Extract the GPI-lipids from the PVDF strip with 75 μl of negative mode solvent (Chloroform/Methanol (1:2) + 5 mM Ammonium acetate).

Transfer the sample into a 96 well plate and seal with an Easy Pierce 20 µm Foil to avoid evaporation of the sample.

Infuse the sample on a TSQ Vantage using a Triversa Nanomate equipped with a HD_A chip with a gas pressure of 30 psi and a spray voltage of 1.2 kV.

Operate the TSQ Vantage with a spray voltage of 3 kV in negative-ion mode.
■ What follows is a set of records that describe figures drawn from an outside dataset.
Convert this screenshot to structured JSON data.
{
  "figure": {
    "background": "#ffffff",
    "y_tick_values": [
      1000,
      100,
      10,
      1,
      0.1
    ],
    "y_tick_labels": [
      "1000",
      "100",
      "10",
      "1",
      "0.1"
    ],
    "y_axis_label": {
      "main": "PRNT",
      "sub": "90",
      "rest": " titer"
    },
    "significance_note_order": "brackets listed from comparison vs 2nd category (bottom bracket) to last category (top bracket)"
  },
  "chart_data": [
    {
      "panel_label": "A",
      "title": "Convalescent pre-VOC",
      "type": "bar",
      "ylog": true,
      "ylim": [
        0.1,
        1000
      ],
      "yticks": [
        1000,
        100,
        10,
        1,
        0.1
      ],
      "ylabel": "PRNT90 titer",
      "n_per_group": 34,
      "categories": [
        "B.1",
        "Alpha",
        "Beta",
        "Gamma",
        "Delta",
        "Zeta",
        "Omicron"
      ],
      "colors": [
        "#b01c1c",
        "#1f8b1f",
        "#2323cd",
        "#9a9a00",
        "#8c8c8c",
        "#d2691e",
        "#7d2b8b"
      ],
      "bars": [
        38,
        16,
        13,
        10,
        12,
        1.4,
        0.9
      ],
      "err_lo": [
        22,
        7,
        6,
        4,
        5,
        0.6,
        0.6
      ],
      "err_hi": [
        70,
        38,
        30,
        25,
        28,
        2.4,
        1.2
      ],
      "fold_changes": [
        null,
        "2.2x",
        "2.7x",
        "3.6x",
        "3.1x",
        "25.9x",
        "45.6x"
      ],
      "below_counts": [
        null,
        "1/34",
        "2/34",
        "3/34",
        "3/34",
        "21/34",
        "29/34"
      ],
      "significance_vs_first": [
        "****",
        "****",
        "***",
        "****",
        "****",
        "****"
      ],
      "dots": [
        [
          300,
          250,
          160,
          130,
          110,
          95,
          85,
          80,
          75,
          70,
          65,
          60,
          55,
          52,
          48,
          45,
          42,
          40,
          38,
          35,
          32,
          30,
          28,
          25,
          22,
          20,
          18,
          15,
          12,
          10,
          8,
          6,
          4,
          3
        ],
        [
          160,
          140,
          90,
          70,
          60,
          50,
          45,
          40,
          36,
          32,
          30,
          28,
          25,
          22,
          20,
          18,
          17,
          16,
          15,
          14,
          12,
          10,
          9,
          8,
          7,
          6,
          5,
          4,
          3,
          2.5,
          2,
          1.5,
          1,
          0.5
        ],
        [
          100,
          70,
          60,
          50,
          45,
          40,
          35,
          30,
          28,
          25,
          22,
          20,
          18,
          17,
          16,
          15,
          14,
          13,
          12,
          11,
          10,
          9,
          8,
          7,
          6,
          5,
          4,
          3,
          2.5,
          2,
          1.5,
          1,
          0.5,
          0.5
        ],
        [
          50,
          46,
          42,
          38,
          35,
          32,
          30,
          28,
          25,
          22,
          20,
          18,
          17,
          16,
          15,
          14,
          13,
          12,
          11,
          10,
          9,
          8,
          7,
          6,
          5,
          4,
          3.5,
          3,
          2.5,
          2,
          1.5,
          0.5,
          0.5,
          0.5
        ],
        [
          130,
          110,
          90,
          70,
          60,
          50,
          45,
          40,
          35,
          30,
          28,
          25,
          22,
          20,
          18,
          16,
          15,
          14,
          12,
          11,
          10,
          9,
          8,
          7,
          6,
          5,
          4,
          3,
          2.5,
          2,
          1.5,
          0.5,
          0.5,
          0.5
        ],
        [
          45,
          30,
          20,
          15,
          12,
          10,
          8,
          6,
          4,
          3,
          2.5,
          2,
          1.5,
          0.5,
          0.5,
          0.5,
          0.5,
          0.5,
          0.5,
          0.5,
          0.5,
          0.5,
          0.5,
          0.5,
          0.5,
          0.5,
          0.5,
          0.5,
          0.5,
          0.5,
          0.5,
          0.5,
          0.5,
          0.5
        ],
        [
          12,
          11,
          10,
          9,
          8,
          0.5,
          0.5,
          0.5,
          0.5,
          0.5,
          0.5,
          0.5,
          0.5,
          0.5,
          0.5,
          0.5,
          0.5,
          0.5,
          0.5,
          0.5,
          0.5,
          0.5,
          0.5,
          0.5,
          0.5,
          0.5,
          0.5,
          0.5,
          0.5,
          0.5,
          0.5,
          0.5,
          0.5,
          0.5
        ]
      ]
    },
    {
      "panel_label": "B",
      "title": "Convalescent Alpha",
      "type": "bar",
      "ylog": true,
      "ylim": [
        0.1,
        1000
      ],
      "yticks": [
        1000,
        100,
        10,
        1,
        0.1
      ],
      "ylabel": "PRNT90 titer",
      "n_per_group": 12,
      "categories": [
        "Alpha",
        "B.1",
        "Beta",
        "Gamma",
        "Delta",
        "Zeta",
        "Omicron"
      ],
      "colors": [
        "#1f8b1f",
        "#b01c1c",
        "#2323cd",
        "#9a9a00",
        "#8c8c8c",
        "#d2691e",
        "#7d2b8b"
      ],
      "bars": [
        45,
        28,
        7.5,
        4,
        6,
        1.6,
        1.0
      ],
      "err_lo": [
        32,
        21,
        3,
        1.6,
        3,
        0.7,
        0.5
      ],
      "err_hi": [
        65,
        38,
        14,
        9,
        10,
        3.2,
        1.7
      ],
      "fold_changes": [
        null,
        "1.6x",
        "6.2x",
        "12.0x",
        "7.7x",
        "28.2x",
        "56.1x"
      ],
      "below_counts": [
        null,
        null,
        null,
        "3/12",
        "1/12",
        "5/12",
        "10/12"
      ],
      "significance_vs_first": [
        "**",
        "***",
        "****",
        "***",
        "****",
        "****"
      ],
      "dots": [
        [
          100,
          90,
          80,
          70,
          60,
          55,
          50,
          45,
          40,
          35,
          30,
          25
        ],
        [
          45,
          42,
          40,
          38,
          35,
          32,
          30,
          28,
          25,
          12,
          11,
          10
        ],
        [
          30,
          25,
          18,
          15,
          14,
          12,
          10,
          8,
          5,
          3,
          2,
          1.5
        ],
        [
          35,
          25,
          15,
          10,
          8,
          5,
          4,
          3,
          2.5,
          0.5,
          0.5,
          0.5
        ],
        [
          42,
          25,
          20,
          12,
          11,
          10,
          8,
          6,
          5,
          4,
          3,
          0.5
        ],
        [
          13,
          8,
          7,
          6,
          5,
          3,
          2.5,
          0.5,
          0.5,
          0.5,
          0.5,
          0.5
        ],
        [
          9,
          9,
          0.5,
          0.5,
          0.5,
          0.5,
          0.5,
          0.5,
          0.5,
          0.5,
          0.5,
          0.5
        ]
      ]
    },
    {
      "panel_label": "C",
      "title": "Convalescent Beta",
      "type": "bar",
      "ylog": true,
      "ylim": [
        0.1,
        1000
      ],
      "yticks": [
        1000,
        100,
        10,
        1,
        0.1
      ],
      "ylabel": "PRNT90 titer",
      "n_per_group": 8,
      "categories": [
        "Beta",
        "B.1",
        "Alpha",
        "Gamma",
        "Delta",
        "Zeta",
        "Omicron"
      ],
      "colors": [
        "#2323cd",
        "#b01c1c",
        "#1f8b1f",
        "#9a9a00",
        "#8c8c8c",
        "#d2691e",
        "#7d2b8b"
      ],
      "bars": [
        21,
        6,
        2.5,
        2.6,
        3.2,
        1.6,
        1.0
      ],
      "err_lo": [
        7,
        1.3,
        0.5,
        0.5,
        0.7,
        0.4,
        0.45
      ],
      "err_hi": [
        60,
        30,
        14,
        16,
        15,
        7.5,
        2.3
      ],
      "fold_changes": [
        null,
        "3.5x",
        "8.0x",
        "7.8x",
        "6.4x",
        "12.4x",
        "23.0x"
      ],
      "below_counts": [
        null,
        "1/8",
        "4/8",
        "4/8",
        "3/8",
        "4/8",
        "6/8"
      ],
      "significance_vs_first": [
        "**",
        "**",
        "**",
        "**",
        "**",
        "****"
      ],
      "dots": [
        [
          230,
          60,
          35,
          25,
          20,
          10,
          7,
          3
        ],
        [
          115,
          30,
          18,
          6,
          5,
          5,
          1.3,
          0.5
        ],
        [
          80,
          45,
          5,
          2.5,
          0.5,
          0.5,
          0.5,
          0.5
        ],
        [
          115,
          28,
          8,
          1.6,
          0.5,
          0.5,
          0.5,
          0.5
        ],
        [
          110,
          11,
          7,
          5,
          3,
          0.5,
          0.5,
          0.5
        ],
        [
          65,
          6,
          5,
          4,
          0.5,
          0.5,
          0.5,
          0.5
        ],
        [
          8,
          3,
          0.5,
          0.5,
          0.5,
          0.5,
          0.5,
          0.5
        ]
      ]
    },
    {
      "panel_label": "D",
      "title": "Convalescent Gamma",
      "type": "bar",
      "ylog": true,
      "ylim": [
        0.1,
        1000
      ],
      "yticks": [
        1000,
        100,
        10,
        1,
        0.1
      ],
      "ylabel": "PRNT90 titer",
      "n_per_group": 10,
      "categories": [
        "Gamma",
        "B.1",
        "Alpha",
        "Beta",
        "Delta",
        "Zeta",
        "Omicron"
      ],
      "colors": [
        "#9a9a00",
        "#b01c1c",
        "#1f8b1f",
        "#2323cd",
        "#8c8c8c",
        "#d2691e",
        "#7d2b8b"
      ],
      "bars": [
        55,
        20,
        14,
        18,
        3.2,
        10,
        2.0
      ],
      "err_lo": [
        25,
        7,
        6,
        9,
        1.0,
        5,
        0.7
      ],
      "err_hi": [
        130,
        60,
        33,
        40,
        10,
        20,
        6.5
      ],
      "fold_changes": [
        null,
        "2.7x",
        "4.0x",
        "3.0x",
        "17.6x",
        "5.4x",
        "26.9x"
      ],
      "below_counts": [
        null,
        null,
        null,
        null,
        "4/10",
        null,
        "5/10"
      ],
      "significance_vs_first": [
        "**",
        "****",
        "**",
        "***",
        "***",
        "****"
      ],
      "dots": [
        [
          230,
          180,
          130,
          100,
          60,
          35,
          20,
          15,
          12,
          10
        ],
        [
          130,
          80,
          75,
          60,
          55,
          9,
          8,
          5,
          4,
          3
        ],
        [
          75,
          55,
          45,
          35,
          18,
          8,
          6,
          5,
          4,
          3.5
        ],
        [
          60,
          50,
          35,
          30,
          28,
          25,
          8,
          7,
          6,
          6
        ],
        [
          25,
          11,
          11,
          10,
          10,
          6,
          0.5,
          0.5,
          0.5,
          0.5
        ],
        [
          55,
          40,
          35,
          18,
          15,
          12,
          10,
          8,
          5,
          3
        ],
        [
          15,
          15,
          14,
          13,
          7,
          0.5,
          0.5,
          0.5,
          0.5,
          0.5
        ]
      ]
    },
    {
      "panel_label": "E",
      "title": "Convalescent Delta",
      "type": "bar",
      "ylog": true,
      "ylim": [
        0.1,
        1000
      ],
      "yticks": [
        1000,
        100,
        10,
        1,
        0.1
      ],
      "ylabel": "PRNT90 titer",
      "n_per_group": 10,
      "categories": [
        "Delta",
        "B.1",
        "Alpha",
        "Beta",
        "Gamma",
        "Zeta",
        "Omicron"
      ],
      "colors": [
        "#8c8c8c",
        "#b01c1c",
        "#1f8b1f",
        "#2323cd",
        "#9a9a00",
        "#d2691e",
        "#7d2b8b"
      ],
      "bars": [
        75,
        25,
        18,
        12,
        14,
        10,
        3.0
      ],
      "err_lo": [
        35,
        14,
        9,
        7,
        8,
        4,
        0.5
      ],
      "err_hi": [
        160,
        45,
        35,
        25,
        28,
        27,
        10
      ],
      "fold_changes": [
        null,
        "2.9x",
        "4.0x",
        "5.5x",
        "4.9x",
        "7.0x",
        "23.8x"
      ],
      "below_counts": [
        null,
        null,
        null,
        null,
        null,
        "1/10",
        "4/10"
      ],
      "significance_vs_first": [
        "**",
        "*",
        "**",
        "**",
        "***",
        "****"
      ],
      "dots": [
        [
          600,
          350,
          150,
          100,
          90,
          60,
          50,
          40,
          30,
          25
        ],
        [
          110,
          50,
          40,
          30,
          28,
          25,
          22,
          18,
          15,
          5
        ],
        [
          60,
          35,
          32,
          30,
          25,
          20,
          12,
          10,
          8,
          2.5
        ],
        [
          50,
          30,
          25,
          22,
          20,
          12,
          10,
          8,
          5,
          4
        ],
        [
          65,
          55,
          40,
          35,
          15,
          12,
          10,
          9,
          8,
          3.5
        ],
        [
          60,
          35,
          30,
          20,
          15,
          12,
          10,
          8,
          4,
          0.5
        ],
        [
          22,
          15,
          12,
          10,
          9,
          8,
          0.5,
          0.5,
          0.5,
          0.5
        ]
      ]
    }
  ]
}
The capillary temperature is set to 190 °C.

Use Multiple Reaction Monitoring (MRM) to obtain the signal intensity for each lipid molecular species (Fragmentation is performed with a collision energy optimized for each lipid class)

Read 3 times the MRM list (Table 1) on the TSQ Vantage to obtain three technical replicates for each biological replicate of the strain (It is advisable, to include at least, 3 biological replicates per strain) The MRM measurements are done with a width set to 1.0 in the Q3.

Calculate the signal intensity for each parent ion adding the intensities obtained in a range of ± 0.5 the m/z of the production. This can be done manually with Thermo Xcalibur software.

Finally, calculate the proportional signal for each lipid species compared to the sum of all the signals.